II – Des réseaux d’acteurs influant sur les trajectoires des espaces de marges

A. États, marges et mondialisation dans le « triangle du lithium »

La mondialisation n’a pas entraîné la disparition des États (Cox, 2005), bien que l’on puisse observer un affaiblissement de leurs moyens d’action, voire de leur souveraineté, notamment face à la concurrence d’autres acteurs – comme les entreprises transnationales. S’ils n’ont pas disparu, leur rôle a toutefois progressivement évolué, avec le développement d’une économie mondialisée supplantant l’ordre politique international (Laroche, 2002 ; Moreau Defarges, 2016). Les trois éléments constitutifs d’un État que sont le territoire, la population et la souveraineté ont été affectés par l’émergence et l’intensification des flux mondiaux (Badie, 1995). « La mondialisation prive l’État du monopole de l’action internationale qu’on lui reconnaissait autrefois », il doit désormais composer avec la variété d’acteurs agissant à l’échelle mondiale (Badie, 2005 : 101). Précisons cependant que, comme le démontre le géographe J. Agnew (2009), les États n’ont jamais exercé de souveraineté politique totale sur leurs territoires. La mondialisation vient donc surtout complexifier davantage la relation entre souveraineté et territoire.

La mondialisation n’a pas entraîné la disparition des États ; sa composante néolibérale les a plutôt transformés, selon le modèle entrepreneurial (Ferguson, 2010 ; Kotz et al., 2012), en agents des mécanismes de marché. Dans ses leçons, M. Foucault définit le néolibéralisme comme un véritable « art de gouverner » (Foucault, 2004), dans lequel le pouvoir politique s’accorde sur les principes de l’économie de marché. Parce qu’il vise l’extension du modèle économique à l’ensemble des sphères de la société, le modèle néolibéral a une dimension interventionniste – en

opposition au « laisser-faire » des libéraux classiques – au sein duquel l’État joue un rôle de promoteur du marché. En somme, pour Foucault, « le néolibéralisme est œuvre de l’État, lequel ne "démissionne" pas, mais se transforme en devenant l’agent le plus efficace de la mutation néolibérale des sociétés » (Laval, 2014 : 42). Le néolibéralisme ne signifie donc pas un retrait de l’État ; pour autant, cette idéologie peut prendre des formes variées et évoluer selon le contexte géographique et temporel (Harvey, 2005 ; Ferguson, 2010 ; Mayaux, Surel, 2010). Dans le contexte sud-américain, le déploiement du néolibéralisme à partir des années 1970, puis durant les décennies 1980-1990 se traduit par des politiques d’ouverture économique, d’attraction de capitaux étrangers et de stimulation des exportations, qui ont été largement documentées (Brennetot, 2013).
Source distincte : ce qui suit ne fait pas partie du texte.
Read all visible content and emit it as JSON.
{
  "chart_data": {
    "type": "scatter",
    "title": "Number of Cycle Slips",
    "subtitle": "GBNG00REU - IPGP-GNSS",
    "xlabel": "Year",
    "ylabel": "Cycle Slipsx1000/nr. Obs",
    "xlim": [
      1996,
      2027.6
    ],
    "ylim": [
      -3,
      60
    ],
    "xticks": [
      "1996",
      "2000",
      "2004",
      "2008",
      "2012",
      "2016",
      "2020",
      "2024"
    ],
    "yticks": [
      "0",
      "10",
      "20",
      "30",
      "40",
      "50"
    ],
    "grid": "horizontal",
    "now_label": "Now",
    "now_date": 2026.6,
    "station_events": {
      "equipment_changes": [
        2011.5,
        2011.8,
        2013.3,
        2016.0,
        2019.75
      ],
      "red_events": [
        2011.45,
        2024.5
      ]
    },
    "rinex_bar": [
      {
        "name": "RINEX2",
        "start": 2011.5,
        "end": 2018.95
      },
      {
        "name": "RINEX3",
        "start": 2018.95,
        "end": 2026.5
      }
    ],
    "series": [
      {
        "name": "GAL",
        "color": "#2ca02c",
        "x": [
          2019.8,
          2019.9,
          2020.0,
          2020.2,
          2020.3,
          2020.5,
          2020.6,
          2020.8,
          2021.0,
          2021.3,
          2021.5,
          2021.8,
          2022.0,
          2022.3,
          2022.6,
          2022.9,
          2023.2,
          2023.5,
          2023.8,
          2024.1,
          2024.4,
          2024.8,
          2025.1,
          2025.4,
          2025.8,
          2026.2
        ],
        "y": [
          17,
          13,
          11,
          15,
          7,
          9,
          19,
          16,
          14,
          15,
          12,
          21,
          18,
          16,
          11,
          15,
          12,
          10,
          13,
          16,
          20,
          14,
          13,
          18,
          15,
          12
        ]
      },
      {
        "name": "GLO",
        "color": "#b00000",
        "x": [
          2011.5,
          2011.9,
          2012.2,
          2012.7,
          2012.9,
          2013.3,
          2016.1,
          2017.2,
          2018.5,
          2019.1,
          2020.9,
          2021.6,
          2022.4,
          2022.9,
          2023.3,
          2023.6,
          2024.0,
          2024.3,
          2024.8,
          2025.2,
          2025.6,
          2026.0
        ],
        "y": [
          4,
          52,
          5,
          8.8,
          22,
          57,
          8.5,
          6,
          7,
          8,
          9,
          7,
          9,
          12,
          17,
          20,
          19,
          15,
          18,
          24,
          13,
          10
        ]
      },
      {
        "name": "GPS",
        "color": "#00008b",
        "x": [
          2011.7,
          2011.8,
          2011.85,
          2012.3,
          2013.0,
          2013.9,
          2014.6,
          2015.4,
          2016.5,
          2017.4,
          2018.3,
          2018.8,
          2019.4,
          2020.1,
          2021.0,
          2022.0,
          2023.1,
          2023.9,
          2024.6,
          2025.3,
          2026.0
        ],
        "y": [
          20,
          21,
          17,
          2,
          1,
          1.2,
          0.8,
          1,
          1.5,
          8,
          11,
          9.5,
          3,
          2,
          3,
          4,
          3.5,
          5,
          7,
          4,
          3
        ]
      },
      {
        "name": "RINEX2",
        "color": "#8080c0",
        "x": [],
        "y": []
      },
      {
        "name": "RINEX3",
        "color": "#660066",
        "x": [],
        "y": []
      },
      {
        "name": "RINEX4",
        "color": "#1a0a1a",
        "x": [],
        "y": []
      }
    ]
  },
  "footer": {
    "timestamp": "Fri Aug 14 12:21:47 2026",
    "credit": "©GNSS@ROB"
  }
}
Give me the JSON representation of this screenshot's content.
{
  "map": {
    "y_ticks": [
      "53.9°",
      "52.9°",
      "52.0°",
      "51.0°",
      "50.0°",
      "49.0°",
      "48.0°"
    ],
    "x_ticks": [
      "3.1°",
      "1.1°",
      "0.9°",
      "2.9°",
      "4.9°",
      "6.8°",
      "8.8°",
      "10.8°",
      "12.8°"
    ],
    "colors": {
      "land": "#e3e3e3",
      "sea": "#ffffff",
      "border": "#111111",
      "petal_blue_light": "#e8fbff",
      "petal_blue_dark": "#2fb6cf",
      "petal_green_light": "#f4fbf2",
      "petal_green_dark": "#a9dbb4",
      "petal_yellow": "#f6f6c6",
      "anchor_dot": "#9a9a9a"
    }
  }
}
Ils montrent que les États continuent d’assurer des fonctions de régulation et ne s’effacent pas face à la multiplicité d’acteurs prenant part à la mondialisation contemporaine. Ce constat invite à réfléchir à leur rôle dans les processus d’intégration des marges à l’espace mondialisé et dans l’avancée du modèle extractif néolibéral vers les espaces de marges.

En février 2016, le gouvernement fédéral argentin annonce la suppression des taxes sur les exportations minières, qui étaient jusque-là fixées à 5 %. Faisant suite à l’élimination des mêmes taxes dans le secteur agricole (notamment sur le blé et le maïs), cette mesure vise à favoriser les investissements miniers en attirant les capitaux étrangers. Pour le gouvernement, réduire ces coûts d’opération pour les transnationales permet de gagner en compétitivité par rapport à d’autres pays, dans un contexte de chute du prix des matières premières – dont le lithium toutefois est épargné.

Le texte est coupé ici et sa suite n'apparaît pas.